The benefits of this new approach influenced the way the Environment Agency designed its £5.2bn capital investment programme for the period between 2021 and 2027. This aims to protect 336,000 properties.

Moore says: “[Under the current framework] we have split the country up in six parts and through the procurement process allocated all the work in each area to one contractor and one designer. And the challenge for them is to work together with our team to find the best way of delivering that.”

When the Environment Agency procured this framework in 2019, it opted to use NEC4, a contract form which promotes collaboration.

But he warns that the form of contract is not a silver bullet. “I’ve seen people use NEC4 in a way that doesn’t feel collaborative at all.

“Let’s remember contracts are tools to help you reach the outcome that you’re after. They are not there to constrain, challenge and micromanage. I don’t think it’s about the contracts, it’s about the attitude of the people and the environments they create,” he says.

Moore says that in recent years there has been more collaboration between the Environment Agency and its delivery partners than before and that this has enabled it to better adapt to changing needs and opportunities.

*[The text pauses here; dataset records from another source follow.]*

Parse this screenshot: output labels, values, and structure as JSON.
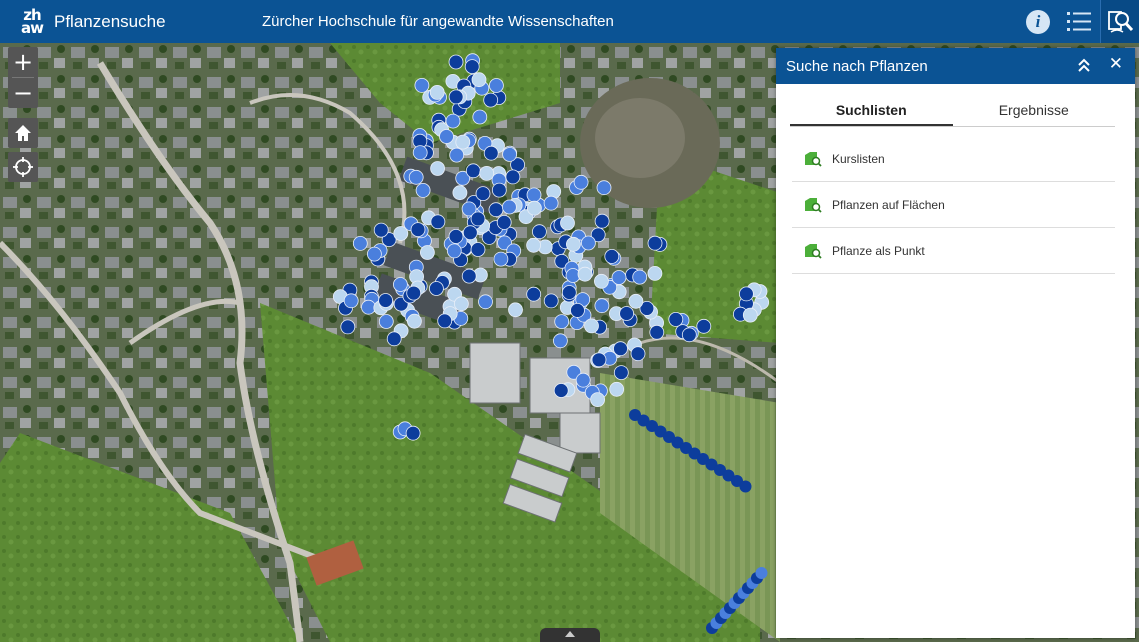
{
  "header": {
    "logo_top": "zh",
    "logo_bottom": "aw",
    "app_title": "Pflanzensuche",
    "subtitle": "Zürcher Hochschule für angewandte Wissenschaften",
    "info_icon": "info-icon",
    "list_icon": "layer-list-icon",
    "search_icon": "plant-search-icon",
    "info_glyph": "i"
  },
  "map_controls": {
    "zoom_in": "+",
    "zoom_out": "−",
    "home_icon": "home-icon",
    "locate_icon": "locate-icon"
  },
  "panel": {
    "title": "Suche nach Pflanzen",
    "collapse_icon": "double-chevron-up-icon",
    "close_glyph": "✕",
    "tabs": [
      {
        "label": "Suchlisten",
        "active": true
      },
      {
        "label": "Ergebnisse",
        "active": false
      }
    ],
    "items": [
      {
        "label": "Kurslisten",
        "icon": "layer-search-icon"
      },
      {
        "label": "Pflanzen auf Flächen",
        "icon": "layer-search-icon"
      },
      {
        "label": "Pflanze als Punkt",
        "icon": "layer-search-icon"
      }
    ]
  },
  "colors": {
    "header_bg": "#0b5394",
    "point_dark": "#0d3d9c",
    "point_mid": "#4a7fdd",
    "point_light": "#bcd7f0",
    "icon_green": "#4caf3a"
  }
}
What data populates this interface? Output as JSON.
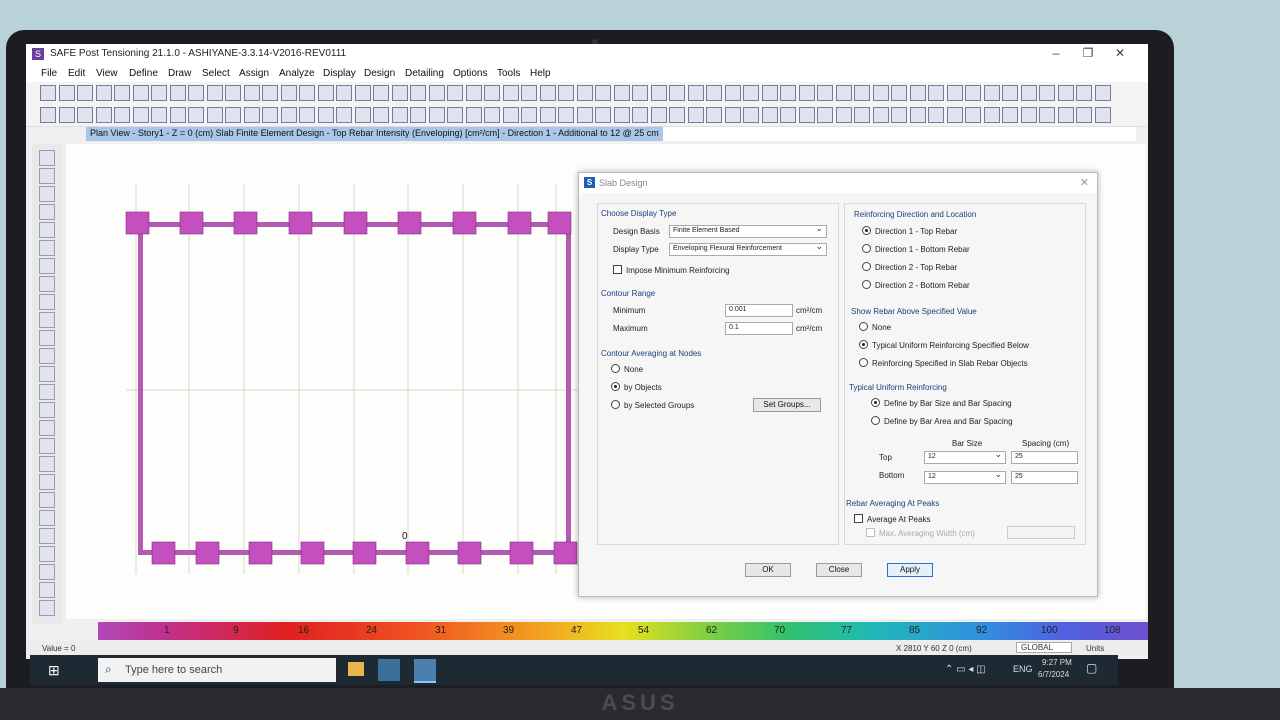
{
  "window": {
    "title": "SAFE Post Tensioning 21.1.0 - ASHIYANE-3.3.14-V2016-REV0111"
  },
  "menu": [
    "File",
    "Edit",
    "View",
    "Define",
    "Draw",
    "Select",
    "Assign",
    "Analyze",
    "Display",
    "Design",
    "Detailing",
    "Options",
    "Tools",
    "Help"
  ],
  "tab": {
    "label": "Plan View - Story1 - Z = 0 (cm)  Slab Finite Element Design - Top Rebar Intensity (Enveloping) [cm²/cm] - Direction 1 - Additional to 12 @ 25 cm"
  },
  "plan": {
    "point_label": "0"
  },
  "legend": {
    "values": [
      "1",
      "9",
      "16",
      "24",
      "31",
      "39",
      "47",
      "54",
      "62",
      "70",
      "77",
      "85",
      "92",
      "100",
      "108"
    ]
  },
  "status": {
    "left": "Value = 0",
    "coords": "X 2810  Y 60  Z 0 (cm)",
    "system": "GLOBAL",
    "units": "Units"
  },
  "taskbar": {
    "search_placeholder": "Type here to search",
    "lang": "ENG",
    "time": "9:27 PM",
    "date": "6/7/2024"
  },
  "dialog": {
    "title": "Slab Design",
    "display_type": {
      "heading": "Choose Display Type",
      "design_basis_label": "Design Basis",
      "design_basis_value": "Finite Element Based",
      "display_type_label": "Display Type",
      "display_type_value": "Enveloping Flexural Reinforcement",
      "impose_min": "Impose Minimum Reinforcing"
    },
    "contour_range": {
      "heading": "Contour Range",
      "min_label": "Minimum",
      "min_value": "0.001",
      "min_unit": "cm²/cm",
      "max_label": "Maximum",
      "max_value": "0.1",
      "max_unit": "cm²/cm"
    },
    "averaging": {
      "heading": "Contour Averaging at Nodes",
      "none": "None",
      "by_objects": "by Objects",
      "by_groups": "by Selected Groups",
      "set_groups": "Set Groups..."
    },
    "direction": {
      "heading": "Reinforcing Direction and Location",
      "d1_top": "Direction 1 - Top Rebar",
      "d1_bottom": "Direction 1 - Bottom Rebar",
      "d2_top": "Direction 2 - Top Rebar",
      "d2_bottom": "Direction 2 - Bottom Rebar"
    },
    "show_rebar": {
      "heading": "Show Rebar Above Specified Value",
      "none": "None",
      "typical": "Typical Uniform Reinforcing Specified Below",
      "objects": "Reinforcing Specified in Slab Rebar Objects"
    },
    "typical": {
      "heading": "Typical Uniform Reinforcing",
      "by_size": "Define by Bar Size and Bar Spacing",
      "by_area": "Define by Bar Area and Bar Spacing",
      "col_size": "Bar Size",
      "col_spacing": "Spacing  (cm)",
      "top_label": "Top",
      "top_size": "12",
      "top_spacing": "25",
      "bottom_label": "Bottom",
      "bottom_size": "12",
      "bottom_spacing": "25"
    },
    "peaks": {
      "heading": "Rebar Averaging At Peaks",
      "average": "Average At Peaks",
      "max_width": "Max. Averaging Width  (cm)"
    },
    "buttons": {
      "ok": "OK",
      "close": "Close",
      "apply": "Apply"
    }
  }
}
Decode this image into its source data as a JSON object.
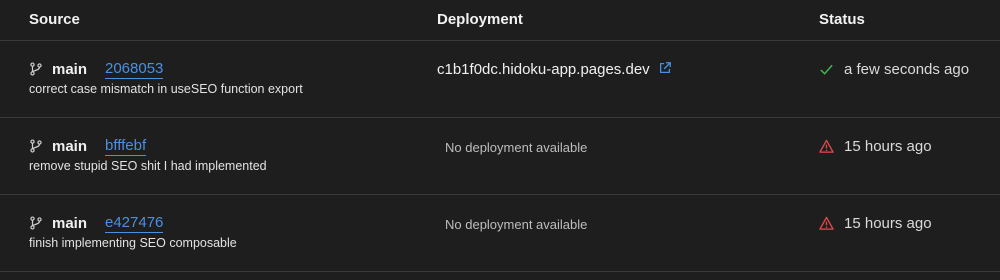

“Yet it requires huge effort, relentless leadership and a genuine one-team mindset. Even now our delivery partners, in my opinion, show too much respect to the client that is maybe underpinned by a desire to obtain work well into the future,” he adds.

Moore says clients should also work together more to trigger innovation. He is the co-chair of the Infrastructure Industry Innovation Partnership (i3P), a community of client and supply chain organisations which has made a commitment to deliver collaborative innovation.

Moore finds that fostering greater collaboration between clients is challenging because “they will see that delivering their own work in their own way is easier than collaborating”.

He says this is evidenced by great ideas and innovations which benefited one client not being picked up by others. There is a need for client forums to share these ideas and think of ways to implement them together at a larger scale, he says.

“That’s why I think i3P is unique in that space,” he adds.

“It’s about delivery, not just about idea generation.”

He says that collaboration between infrastructure clients could also help the infrastructure sector create a strong future workforce as no individual client can fix the skills shortage issue.

“We should stop competing, driving up rates and try to find ways where we have stability in our workforce and strategic plans to grow the people and skills of the future. It sounds ambitious but we have a responsibility to give it a go,” says Moore.

He adds that climate, financial, skills and delivery challenges cannot be solved by any individual company.

“Yet we still hunker down in our bunkers and persist to try to solve all these problems by ourselves. For me, collaboration is the only way we will ever solve them,” he concludes.